Unless you are a network engineer, which I am not, then the subtleties of using secure socket layers (SSL) to provide your client sites with encrypted content may seem difficult to decipher. Clients understand typing in https:// instead of https://, but that’s about it.
Rather than tell you “how” to use some of these tools, this post will help you justify site improvements that really need to be done promptly and explain your logic to the client.
Over the past couple of years there are have been events that have spurred webmasters to action.
1). Facebook required secure connections to post to their time line. That meant that for those clients that want their blog posts to also show up on the Facebook timeline, that in addition to the misery of getting a Facebook App ID and secret key, you now have to also get the client a DEDICATED IP and a secure socket layer. (A plain vanilla one will do. Usually they are around $60.00.)
2). Ecommerce sites benefit from SSL because even if you hand off the client to someone like PayPal for payment processing, you may still be collecting personal information prior to submission and a secure page protects the customer, your client and you.
3). Google recently announced that they will begin weighting search engine rankings towards sites that are secure. See https://googlewebmastercentral.blogspot.de/2014/08/https-as-ranking-signal.html
4). Recently PayPal changed their requirements for SSL. >Read the article on PayPal’s SSL requirements for SSL
The gist of their article is that SSL’s need to move off of the VeriSign Root Certificates with a G2 identifier and Update to the SHA-256 signing algorithm.
This bears inspection on your part. I found several clients using the older technology. Upgrading was relatively painless, since they were going to pay a renewal fee anyway and an interruption of service was avoided.
Although I am sure there are other sites providing the same service, I was able to use https://www.sslshopper.com/ssl-certificate-tools.html to check the status of client sites quickly.

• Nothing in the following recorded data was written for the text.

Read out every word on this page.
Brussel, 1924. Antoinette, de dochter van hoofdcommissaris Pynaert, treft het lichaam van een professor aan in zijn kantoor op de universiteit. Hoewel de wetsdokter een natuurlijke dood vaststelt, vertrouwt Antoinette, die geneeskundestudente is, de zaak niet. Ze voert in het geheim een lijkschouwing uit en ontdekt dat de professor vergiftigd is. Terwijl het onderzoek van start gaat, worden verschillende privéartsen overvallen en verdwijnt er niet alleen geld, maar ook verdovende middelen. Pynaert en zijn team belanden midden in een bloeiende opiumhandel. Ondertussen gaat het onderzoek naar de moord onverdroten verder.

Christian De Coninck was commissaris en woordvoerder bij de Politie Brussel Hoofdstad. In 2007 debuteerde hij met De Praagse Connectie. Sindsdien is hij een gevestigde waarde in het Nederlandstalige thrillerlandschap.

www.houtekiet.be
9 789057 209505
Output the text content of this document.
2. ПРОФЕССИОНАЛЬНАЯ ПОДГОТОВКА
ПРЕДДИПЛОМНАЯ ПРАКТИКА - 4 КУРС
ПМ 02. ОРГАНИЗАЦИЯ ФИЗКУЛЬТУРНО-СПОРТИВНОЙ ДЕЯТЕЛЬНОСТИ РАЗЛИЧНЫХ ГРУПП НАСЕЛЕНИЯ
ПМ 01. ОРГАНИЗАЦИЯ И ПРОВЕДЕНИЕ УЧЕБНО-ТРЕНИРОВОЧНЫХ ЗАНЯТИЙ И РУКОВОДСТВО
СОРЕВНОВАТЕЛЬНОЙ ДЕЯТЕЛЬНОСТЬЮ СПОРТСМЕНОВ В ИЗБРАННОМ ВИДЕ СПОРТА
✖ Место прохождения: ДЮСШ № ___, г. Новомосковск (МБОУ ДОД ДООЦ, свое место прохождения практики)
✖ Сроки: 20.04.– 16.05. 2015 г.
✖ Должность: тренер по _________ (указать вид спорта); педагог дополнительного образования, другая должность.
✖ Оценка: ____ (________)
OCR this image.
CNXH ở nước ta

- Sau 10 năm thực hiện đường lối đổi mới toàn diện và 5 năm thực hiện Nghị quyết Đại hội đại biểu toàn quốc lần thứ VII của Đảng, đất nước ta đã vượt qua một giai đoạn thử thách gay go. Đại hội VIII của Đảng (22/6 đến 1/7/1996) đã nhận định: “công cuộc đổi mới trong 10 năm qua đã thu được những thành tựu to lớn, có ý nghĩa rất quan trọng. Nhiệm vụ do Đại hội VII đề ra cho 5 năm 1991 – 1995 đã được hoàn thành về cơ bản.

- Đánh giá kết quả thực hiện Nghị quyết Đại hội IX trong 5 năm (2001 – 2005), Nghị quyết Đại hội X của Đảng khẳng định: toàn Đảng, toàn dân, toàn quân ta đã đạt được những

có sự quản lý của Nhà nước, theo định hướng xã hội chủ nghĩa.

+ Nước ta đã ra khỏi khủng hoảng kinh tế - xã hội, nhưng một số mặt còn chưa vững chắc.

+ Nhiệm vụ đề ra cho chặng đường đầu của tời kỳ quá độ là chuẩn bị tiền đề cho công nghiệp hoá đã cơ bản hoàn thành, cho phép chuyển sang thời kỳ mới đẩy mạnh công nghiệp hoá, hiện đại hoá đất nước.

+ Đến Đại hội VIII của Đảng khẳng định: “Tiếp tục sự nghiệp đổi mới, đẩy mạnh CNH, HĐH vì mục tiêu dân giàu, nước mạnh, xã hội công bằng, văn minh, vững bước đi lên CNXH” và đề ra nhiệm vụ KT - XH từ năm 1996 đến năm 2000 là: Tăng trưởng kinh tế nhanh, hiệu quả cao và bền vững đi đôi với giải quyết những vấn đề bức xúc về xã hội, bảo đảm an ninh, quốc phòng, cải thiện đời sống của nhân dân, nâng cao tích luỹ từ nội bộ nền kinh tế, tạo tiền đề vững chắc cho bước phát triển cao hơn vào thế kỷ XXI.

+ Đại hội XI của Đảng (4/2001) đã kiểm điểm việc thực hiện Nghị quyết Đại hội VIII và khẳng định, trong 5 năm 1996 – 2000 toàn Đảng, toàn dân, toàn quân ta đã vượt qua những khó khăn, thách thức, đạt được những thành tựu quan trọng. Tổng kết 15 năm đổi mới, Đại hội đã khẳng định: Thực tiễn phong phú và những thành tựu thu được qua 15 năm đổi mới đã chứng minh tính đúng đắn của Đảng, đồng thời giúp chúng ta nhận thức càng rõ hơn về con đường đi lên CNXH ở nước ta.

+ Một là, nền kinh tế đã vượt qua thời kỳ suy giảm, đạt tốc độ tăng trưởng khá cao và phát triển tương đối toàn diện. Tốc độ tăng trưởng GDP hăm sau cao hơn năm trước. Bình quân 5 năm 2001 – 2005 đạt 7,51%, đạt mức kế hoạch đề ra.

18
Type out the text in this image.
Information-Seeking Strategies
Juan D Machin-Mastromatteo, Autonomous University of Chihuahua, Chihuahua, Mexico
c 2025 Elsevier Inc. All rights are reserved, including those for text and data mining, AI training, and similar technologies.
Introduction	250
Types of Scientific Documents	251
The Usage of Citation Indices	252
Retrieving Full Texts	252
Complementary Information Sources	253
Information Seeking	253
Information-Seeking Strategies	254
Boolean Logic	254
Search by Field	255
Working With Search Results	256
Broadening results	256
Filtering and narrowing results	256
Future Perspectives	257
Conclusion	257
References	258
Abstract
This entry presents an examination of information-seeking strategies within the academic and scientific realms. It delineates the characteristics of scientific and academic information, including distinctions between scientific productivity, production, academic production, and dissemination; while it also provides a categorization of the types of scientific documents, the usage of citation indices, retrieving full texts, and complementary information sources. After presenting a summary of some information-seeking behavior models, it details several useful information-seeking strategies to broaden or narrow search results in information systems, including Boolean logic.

You should also consider bundling all of this into your site hosting charge. I make hosting a value-added moment in my business by including
- A dedicated IP
- SSL
- Automatic backups
- Virus scans
- and real-time malware security as part of the package.
Sure, they can piece that together themselves, but most clients are happy to “one-stop-shop” that problem to me.
Enjoy your job.
First, EVERY site should run on Port 443 and HTTPS!
You reference SSL, however using SSL is no longer a good idea. Instead, use TLS 1.2 which is much more secure than the older SSL encryption standard which is basically no longer secure.
Google “ssl vs tls” and read one or more of the many articles.